In fact, marmosets and humans share many characteristics. Both have large brains compared to the size of their bodies. Both are diurnal, meaning they are awake during the day and asleep at night.
In addition, marmoset monkeys’ reproductive processes are identical to humans, and the females are sensitive mothers. Both humans and marmosets are flexible in behavior. “Their similarities make marmosets of great interest particularly to our studies related to human memory or cognition,” adds Tardif.
“Stem cell therapy will be particularly important to the field of aging because major age-related diseases affect tissues like the brain or heart, which are unable to replace cells that die,” Richardson says. “Stem cell therapy gives us a potential tool to replace dead cells.”
Tardif ’s and Hornsby’s studies will focus initially on therapies for Parkinson’s disease. “Parkinson’s is a defect in one small piece of the brain where cells die,” Hornsby explains. “If we could implant the right kind of cells into the dead area, then we could restore that piece of the brain.”
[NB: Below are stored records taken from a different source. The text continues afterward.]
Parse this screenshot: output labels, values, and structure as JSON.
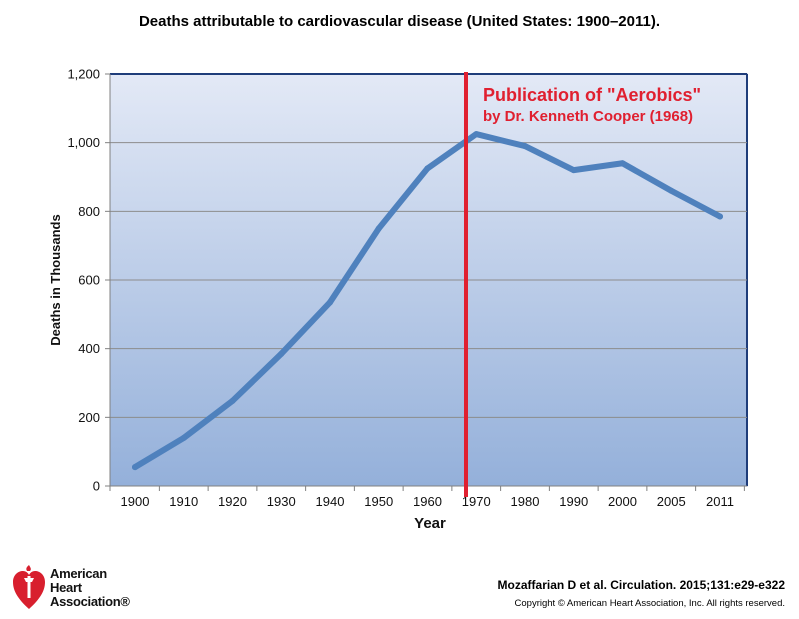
{
  "chart_data": {
    "type": "line",
    "title": "Deaths attributable to cardiovascular disease (United States: 1900–2011).",
    "xlabel": "Year",
    "ylabel": "Deaths in Thousands",
    "categories": [
      "1900",
      "1910",
      "1920",
      "1930",
      "1940",
      "1950",
      "1960",
      "1970",
      "1980",
      "1990",
      "2000",
      "2005",
      "2011"
    ],
    "series": [
      {
        "values": [
          55,
          140,
          248,
          385,
          535,
          750,
          925,
          1025,
          990,
          920,
          940,
          860,
          785
        ],
        "color": "#4f81bd"
      }
    ],
    "ylim": [
      0,
      1200
    ],
    "yticks": [
      "0",
      "200",
      "400",
      "600",
      "800",
      "1,000",
      "1,200"
    ],
    "ytick_values": [
      0,
      200,
      400,
      600,
      800,
      1000,
      1200
    ],
    "grid": true,
    "annotation": {
      "line1": "Publication of \"Aerobics\"",
      "line2": "by Dr. Kenneth Cooper (1968)",
      "color": "#e02030"
    }
  },
  "footer": {
    "logo_line1": "American",
    "logo_line2": "Heart",
    "logo_line3": "Association®",
    "citation": "Mozaffarian D et al. Circulation. 2015;131:e29-e322",
    "copyright": "Copyright © American Heart Association, Inc. All rights reserved."
  }
}
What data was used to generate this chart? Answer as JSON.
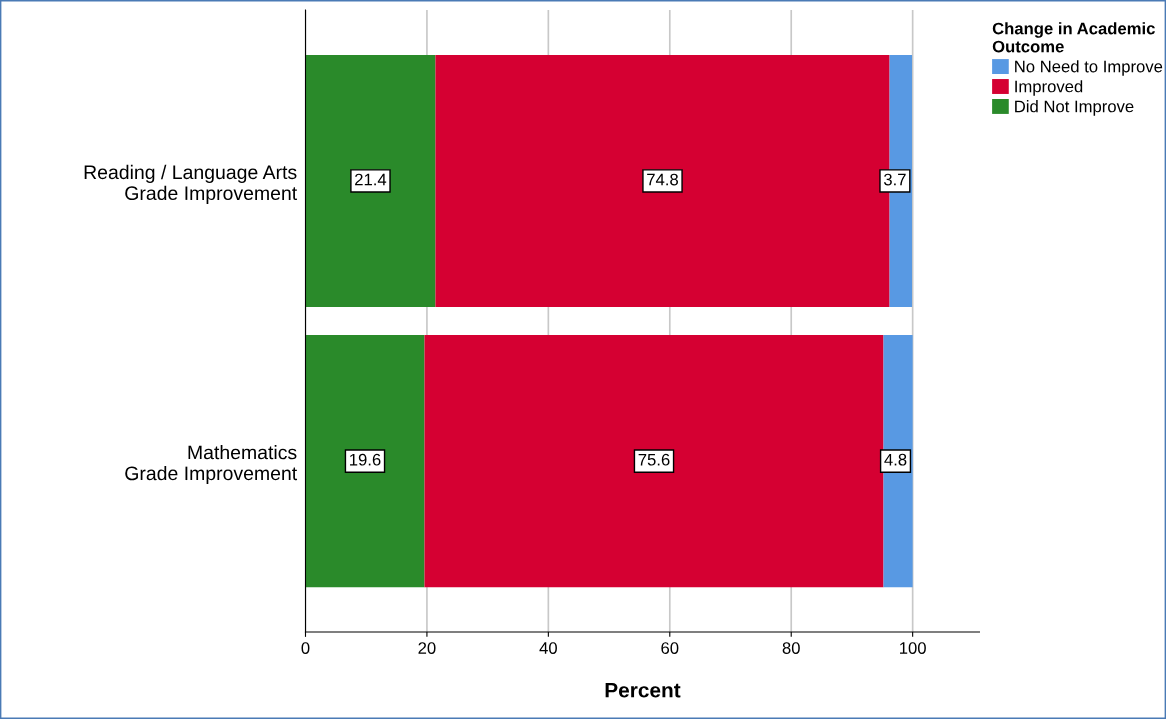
{
  "chart_data": {
    "type": "bar",
    "orientation": "horizontal",
    "stacked": true,
    "xlabel": "Percent",
    "legend_title": "Change in Academic\nOutcome",
    "categories": [
      "Reading / Language Arts\nGrade Improvement",
      "Mathematics\nGrade Improvement"
    ],
    "series": [
      {
        "name": "Did Not Improve",
        "color": "#2a8a2a",
        "values": [
          21.4,
          19.6
        ]
      },
      {
        "name": "Improved",
        "color": "#d50032",
        "values": [
          74.8,
          75.6
        ]
      },
      {
        "name": "No Need to Improve",
        "color": "#5899e3",
        "values": [
          3.7,
          4.8
        ]
      }
    ],
    "xlim": [
      0,
      111
    ],
    "xticks": [
      0,
      20,
      40,
      60,
      80,
      100
    ],
    "grid": "x",
    "legend": "top right",
    "data_labels": true
  }
}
Diseases such as Alzheimer’s and other forms of dementia are likely targets for stem cell study in the future, but pose special problems, Hornsby notes. “Rather than cells dying in one particular piece of the brain, as with Parkinson’s, they die all over the place, which makes it significantly more difficult to target. The memory also is involved, so more functions of cells are involved,
and that makes it more complicated as well.”
The discovery of reprogrammable cells is revolutionary, but also preliminary. Scientists at the Barshop speculate this first round of research may eventually lead to cures for age-related illness
and help reduce suffering associated with aging. But it does not point toward a fountain of youth.
“Stem cell therapy will not change the aging process,” Hornsby asserts. “A sci-fi view would be that you’d have to replace every stem cell with new stem cells in order to stop aging. Currently there is no way to do that, and why would anyone want to live forever? Right now, we have people dying of real diseases. Today, this is where we are focused.”
Healthier lifestyles and advances in preventative medicine notwithstanding, millions of older people are pouring into healthcare systems with age-related ailments, and more are sure to come. Meanwhile, a significantly smaller and unsuspecting society of younger adults will soon face a day when they will have to cope and care for a disproportionate number of elders who are living longer than ever before in the history of humankind.
At least for today, great hope appears to stem from marmoset monkeys and the science of regenerative medicine under study at the Barshop.